DOW JONES NEWSWIRES
Coventry Health Care Inc.'s (CVH) second-quarter profit tumbled on a large litigation charge, but earnings excluding that beat analysts' expectations amid better-than-expected revenue and lower medical costs.
The managed-care company also raised its 2010 earnings target by 8 cents to $2.55 to $2.70 a share and boosted the low end of revenue forecast.
Coventry's profit has been beating analysts' expectations in recent quarters after posting lower earnings in 2008 and early 2009. Moody's Investors Service in June boosted its ratings outlook on the company to stable, saying it believes Coventry's results will further improve after shedding unprofitable divisions and renewing focus on its core business.

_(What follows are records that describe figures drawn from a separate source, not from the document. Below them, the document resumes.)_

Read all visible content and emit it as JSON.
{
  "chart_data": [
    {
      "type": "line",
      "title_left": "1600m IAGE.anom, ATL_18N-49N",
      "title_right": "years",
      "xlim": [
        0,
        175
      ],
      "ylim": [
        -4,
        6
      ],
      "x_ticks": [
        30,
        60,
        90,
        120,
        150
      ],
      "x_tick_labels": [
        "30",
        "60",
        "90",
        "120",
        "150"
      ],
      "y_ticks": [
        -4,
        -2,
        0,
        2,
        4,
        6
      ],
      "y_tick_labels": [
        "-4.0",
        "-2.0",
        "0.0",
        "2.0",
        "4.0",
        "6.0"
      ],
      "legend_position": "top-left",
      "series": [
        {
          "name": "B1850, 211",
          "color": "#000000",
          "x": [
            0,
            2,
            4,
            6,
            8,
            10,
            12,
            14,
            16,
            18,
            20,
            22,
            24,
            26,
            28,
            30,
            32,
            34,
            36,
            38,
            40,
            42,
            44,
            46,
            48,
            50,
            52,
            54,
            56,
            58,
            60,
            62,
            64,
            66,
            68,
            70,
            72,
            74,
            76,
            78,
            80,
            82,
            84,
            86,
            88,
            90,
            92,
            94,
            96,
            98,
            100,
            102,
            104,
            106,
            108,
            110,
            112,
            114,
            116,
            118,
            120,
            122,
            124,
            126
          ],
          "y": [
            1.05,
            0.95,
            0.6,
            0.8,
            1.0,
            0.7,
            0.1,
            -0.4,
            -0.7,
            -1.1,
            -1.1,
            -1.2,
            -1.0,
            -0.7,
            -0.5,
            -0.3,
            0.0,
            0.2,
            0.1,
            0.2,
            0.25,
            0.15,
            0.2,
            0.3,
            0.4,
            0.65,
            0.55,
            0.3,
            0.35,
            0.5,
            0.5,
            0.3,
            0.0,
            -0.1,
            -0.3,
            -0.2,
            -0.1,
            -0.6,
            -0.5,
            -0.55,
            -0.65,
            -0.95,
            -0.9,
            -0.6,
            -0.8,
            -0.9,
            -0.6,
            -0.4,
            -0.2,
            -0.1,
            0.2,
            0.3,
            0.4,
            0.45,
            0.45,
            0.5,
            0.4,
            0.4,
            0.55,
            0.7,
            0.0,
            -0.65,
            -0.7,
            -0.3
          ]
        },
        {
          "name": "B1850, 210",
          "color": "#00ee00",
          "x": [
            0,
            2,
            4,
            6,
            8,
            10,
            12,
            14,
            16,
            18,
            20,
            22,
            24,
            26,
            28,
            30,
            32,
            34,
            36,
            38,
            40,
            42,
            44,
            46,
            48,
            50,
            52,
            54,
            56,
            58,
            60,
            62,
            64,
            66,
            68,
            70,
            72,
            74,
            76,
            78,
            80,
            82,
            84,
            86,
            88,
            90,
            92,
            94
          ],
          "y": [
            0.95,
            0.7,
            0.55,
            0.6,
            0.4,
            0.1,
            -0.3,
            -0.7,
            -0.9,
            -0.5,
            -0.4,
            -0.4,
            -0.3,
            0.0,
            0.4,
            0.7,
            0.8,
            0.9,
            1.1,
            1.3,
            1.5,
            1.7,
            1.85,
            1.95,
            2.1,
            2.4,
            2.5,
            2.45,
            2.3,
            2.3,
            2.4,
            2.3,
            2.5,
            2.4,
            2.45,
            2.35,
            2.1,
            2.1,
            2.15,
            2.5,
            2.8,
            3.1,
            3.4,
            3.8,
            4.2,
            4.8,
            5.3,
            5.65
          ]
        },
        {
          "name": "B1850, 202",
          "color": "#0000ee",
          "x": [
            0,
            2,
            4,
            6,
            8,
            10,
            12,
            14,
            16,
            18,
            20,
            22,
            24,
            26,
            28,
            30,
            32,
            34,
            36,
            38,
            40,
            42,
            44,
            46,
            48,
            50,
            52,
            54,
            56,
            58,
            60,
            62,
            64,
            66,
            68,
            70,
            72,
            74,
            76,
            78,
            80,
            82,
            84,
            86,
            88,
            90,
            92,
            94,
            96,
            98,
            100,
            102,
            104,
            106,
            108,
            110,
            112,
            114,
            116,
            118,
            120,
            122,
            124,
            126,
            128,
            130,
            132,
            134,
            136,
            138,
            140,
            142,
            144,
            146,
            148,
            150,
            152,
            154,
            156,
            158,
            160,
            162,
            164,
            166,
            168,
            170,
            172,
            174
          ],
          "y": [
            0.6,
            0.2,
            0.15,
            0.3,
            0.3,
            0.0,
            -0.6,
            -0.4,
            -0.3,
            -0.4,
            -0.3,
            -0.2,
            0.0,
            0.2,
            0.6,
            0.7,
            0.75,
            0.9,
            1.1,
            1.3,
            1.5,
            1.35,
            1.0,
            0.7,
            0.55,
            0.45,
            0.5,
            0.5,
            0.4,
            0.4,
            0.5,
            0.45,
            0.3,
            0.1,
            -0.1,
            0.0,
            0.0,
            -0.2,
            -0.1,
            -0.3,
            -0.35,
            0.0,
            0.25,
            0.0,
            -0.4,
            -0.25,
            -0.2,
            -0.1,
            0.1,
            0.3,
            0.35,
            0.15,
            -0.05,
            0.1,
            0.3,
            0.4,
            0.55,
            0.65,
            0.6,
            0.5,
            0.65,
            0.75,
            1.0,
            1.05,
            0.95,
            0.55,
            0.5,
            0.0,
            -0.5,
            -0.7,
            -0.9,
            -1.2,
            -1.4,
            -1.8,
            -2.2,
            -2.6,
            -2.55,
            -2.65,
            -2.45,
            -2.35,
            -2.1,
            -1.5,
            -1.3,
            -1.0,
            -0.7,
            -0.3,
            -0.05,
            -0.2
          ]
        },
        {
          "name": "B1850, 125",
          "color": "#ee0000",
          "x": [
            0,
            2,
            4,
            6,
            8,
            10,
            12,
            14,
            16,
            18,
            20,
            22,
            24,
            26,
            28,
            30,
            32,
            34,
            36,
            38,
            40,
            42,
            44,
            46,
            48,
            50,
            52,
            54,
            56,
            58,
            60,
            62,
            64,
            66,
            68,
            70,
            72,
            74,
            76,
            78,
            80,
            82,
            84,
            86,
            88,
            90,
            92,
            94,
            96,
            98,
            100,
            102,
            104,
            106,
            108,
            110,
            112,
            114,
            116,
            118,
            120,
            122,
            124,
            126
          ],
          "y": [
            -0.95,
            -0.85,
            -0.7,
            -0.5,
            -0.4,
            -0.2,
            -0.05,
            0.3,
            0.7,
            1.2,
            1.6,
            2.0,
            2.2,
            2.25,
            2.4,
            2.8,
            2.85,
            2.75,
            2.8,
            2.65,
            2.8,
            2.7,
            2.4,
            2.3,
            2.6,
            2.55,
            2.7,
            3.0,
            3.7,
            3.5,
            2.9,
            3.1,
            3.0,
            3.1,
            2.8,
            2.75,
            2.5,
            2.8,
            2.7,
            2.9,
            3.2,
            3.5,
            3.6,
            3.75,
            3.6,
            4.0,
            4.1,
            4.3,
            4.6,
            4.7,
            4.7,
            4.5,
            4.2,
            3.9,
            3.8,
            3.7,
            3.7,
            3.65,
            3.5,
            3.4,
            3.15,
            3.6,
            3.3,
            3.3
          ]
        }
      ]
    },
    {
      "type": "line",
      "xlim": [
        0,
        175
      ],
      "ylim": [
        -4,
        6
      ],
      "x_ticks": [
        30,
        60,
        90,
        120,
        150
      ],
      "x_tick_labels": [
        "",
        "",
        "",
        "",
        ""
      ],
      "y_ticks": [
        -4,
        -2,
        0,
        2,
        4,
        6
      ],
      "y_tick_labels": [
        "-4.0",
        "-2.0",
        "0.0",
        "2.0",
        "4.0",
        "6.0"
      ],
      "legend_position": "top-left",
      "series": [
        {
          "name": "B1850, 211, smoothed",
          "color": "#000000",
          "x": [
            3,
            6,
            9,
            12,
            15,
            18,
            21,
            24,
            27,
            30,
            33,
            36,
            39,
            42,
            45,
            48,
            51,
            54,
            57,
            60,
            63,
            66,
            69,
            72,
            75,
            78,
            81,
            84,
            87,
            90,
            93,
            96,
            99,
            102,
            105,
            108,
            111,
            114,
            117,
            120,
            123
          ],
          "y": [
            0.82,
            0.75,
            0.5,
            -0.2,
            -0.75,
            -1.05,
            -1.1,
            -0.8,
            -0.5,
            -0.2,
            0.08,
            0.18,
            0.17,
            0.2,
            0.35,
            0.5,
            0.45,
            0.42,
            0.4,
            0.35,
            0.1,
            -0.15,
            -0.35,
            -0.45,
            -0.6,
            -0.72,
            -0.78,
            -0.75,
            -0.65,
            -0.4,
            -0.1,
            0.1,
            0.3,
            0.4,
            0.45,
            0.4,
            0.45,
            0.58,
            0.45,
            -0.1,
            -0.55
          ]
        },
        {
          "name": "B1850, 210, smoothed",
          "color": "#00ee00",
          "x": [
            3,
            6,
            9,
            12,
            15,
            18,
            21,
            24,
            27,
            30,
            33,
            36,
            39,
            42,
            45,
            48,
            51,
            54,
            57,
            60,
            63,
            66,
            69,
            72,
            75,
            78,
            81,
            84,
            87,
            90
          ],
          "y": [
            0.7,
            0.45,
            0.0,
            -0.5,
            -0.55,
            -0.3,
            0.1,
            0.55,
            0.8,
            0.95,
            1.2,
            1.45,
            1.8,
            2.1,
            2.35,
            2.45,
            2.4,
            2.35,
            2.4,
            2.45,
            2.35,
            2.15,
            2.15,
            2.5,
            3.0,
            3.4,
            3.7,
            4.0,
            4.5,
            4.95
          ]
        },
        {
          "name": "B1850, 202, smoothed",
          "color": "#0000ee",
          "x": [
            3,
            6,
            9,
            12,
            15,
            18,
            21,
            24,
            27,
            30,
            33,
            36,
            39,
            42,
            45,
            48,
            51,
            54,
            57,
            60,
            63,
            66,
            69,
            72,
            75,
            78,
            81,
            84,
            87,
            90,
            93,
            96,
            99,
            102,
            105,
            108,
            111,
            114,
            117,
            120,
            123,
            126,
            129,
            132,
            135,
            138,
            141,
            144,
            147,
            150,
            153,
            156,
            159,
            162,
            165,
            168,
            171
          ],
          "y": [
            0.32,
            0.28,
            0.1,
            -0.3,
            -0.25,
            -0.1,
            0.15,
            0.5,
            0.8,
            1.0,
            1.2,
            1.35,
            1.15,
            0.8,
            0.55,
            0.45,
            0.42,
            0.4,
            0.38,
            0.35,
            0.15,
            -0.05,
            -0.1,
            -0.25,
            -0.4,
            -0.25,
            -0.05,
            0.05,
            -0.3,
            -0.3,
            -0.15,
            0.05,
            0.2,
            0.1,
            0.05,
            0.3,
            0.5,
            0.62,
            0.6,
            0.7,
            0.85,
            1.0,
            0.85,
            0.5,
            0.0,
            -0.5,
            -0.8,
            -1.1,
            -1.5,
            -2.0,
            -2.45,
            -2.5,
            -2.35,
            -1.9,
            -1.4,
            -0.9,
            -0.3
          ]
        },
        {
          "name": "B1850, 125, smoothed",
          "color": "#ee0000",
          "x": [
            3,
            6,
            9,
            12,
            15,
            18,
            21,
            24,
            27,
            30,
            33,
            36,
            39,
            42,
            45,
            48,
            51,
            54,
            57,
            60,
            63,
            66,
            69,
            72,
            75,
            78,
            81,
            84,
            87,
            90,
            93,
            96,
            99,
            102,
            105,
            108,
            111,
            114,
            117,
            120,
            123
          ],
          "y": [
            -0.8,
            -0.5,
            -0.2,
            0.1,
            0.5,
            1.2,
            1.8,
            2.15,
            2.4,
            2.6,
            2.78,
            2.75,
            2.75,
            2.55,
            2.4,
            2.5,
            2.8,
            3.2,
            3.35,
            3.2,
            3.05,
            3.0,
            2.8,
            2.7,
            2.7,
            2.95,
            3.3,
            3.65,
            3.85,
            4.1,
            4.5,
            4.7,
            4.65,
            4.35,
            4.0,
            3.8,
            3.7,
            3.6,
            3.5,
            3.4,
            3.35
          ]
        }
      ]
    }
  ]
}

Also helping insurers of late has been reduced medical-care usage by customers, as evidenced by a host of companies in the sector reporting lower second-quarter claims costs.
Coventry reported a profit of $1 million, or 1 cents a share, down from $18.4 million, or 12 cents a share, a year earlier, which included a 34-cent loss from discontinued operations. Earnings were $1.01 a share for the latest period excluding a Medicare-related gain and the charge from a litigation judgment regarding the payment of services involving workers' compensation claims.
Revenue fell 18% to $2.87 billion as the company isn't offering a Medicare Advantage private fee-for-service program this year.
Analysts polled by Thomson Reuters most recently estimated earnings of 52 cents a share and $2.84 billion in revenue.
Coventry's medical-expense ratio, or the percentage of premium revenue used to pay patient bills, fell to 79.1% from 86.4%.
Total membership fell 6% to 4.9 million from a year earlier on the Medicare move, but increased 1% during the quarter.
Shares closed at $18.85 Thursday and were inactive premarket. The stock has fallen 22% this year.